Using the Data Structures CI tool

info
This documentation only applies to Snowplow BDP. See the feature comparison page for more information about the different Snowplow offerings.

The Data Structures CI is a command-line tool which integrates Data Structures API into your CI/CD pipelines and currently has one task which verifies that all schema dependencies for a project are already deployed into a specified environment (e.g. "DEV", "PROD").

This is available as a Github Action and as a universal install for other deployment pipelines e.g. Travis CI, CircleCI, Gitlab, Azure Pipelines, Jenkins…

Authorization

In order to be able to perform tasks with the tool, you will need to supply both your Organization ID and an API key.

The Organization ID is a UUID that can be retrieved from the URL immediately following the .com when visiting console

An API Key can be created here.

Create your manifest file

This command allows you to verify that all schema dependencies for a project (declared in a specific "manifest") are already deployed into an environment (e.g. "DEV", "PROD").

In your application project, create a JSON file for your manifest that will store references to the schema dependencies you have for your project. During a CI build this file will be parsed, validated and used by Data Structures CI to check that each schema is correctly deployed to the appropriate environment before the code for the application gets deployed, effectively guarding against the 'Schema not found' type of failed events.

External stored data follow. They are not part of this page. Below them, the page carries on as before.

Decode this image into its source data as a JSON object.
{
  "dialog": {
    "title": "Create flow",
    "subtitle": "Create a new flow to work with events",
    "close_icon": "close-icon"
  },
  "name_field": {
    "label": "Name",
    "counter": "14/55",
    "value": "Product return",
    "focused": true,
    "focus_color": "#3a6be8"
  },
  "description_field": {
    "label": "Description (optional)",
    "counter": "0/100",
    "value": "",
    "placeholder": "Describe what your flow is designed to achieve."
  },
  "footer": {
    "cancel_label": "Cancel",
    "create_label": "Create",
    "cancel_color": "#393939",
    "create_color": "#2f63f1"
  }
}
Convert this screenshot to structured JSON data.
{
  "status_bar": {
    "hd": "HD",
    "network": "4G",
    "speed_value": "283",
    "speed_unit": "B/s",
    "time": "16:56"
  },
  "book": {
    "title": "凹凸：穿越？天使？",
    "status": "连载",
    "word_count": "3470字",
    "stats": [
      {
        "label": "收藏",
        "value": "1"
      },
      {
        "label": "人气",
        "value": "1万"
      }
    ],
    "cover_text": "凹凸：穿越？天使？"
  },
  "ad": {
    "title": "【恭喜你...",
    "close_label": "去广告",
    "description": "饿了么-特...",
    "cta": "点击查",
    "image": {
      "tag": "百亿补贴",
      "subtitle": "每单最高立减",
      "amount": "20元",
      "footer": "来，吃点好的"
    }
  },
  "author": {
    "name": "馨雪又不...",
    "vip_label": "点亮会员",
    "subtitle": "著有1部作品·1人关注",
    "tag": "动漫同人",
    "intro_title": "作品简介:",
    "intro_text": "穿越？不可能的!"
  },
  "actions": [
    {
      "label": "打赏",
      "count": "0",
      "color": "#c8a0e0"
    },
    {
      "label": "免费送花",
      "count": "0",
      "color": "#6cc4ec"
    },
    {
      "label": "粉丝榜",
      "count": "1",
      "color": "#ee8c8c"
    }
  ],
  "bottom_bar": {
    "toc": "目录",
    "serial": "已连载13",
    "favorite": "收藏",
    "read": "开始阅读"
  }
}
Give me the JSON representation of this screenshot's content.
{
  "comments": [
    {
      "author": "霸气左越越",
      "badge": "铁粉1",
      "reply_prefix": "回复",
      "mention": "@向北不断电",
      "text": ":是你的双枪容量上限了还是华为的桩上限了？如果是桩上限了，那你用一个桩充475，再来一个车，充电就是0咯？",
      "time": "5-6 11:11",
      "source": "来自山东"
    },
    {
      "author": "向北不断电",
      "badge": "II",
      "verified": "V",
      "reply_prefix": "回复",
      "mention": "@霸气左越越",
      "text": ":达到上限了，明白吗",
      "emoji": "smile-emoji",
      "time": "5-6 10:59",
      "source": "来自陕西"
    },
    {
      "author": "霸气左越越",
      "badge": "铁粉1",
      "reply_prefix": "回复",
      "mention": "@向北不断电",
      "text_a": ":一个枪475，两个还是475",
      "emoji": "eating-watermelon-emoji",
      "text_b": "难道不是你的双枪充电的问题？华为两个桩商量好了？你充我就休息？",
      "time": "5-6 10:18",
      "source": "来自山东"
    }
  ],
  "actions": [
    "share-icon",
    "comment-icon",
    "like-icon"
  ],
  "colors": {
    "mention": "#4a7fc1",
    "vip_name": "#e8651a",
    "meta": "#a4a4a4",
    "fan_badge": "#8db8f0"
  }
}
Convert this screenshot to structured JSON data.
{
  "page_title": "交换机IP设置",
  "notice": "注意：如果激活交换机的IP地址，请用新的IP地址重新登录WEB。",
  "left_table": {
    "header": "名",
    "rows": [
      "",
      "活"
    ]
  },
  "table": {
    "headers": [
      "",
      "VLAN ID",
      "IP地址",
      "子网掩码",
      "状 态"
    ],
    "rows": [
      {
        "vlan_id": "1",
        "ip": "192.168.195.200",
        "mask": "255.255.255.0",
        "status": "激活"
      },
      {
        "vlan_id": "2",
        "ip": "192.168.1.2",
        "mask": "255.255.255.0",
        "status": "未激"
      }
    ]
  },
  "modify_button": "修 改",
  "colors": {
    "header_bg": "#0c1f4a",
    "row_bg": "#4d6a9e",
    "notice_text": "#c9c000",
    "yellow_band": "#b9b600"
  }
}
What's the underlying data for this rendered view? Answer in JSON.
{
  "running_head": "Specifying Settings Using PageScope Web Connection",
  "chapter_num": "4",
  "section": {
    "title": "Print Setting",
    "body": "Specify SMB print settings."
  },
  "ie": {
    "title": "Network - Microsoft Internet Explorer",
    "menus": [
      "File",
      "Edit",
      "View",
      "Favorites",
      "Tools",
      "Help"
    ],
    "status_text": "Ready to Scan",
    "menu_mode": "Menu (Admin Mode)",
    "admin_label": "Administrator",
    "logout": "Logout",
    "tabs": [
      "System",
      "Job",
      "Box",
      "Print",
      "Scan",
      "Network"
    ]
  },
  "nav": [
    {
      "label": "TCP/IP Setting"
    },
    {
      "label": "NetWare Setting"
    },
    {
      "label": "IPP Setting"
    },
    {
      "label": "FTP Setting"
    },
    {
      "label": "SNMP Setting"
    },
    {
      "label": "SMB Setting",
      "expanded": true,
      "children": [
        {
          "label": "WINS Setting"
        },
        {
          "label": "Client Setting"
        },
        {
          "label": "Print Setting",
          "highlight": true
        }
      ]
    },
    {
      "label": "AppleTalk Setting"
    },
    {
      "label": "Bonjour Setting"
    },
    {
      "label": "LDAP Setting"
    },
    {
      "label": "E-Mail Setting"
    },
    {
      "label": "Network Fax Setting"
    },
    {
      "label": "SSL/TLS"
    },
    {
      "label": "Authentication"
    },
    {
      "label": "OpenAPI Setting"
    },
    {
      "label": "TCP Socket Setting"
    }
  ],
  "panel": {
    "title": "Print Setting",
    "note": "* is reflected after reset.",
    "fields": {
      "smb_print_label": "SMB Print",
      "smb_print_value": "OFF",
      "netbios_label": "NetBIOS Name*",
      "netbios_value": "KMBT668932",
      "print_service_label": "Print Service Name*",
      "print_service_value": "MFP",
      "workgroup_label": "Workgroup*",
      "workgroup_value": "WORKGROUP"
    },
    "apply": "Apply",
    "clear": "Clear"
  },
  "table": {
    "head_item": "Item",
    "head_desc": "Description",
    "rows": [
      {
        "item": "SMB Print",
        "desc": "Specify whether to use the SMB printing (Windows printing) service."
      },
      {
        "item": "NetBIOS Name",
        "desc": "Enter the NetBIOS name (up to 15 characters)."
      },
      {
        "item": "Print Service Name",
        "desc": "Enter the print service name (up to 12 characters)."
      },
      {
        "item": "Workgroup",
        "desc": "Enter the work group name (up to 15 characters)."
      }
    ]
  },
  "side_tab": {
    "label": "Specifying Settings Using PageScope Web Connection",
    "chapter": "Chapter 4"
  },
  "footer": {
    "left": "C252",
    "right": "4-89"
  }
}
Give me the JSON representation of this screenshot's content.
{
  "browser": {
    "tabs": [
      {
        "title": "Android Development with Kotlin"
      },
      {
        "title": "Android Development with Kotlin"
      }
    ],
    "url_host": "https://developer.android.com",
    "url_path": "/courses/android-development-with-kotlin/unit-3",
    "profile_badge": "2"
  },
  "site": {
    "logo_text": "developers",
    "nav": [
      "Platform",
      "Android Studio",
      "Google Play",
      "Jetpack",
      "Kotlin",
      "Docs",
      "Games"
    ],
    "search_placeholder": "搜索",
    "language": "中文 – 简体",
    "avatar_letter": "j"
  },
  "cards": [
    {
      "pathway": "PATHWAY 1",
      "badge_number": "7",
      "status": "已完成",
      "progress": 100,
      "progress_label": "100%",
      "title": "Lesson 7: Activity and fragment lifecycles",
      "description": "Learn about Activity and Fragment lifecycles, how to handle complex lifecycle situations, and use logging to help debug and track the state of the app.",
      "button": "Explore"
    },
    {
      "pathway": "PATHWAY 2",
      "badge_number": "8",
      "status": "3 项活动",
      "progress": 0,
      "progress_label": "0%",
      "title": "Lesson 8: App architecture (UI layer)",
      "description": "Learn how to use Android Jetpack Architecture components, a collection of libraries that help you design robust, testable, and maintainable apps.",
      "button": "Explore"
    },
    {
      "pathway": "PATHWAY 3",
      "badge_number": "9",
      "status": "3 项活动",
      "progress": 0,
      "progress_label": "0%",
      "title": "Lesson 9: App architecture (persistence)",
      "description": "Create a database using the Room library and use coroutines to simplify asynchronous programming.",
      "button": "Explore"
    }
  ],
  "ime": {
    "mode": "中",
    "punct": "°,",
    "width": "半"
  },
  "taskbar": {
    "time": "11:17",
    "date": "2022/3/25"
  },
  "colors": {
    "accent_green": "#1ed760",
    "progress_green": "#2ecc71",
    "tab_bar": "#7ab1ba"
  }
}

Here is an example manifest file where our application has dependencies on three schemas:

  • checkout_process version 1-0-7
  • user version 1-0-1
  • product version 2-0-0
{
"schema": "iglu:com.snowplowanalytics.insights/data_structures_dependencies/jsonschema/1-0-0",
"data": {
"schemas": [
{
"vendor": "com.acme.marketing",
"name": "checkout_process",
"format": "jsonschema",
"version": "1-0-7"
},
{
"vendor": "com.acme",
"name": "user",
"format": "jsonschema",
"version": "1-0-1"
},
{
"vendor": "com.acme",
"name": "product",
"format": "jsonschema",
"version": "2-0-0"
}
]
}
}

The manifest must adhere to this self-describing JSON Schema.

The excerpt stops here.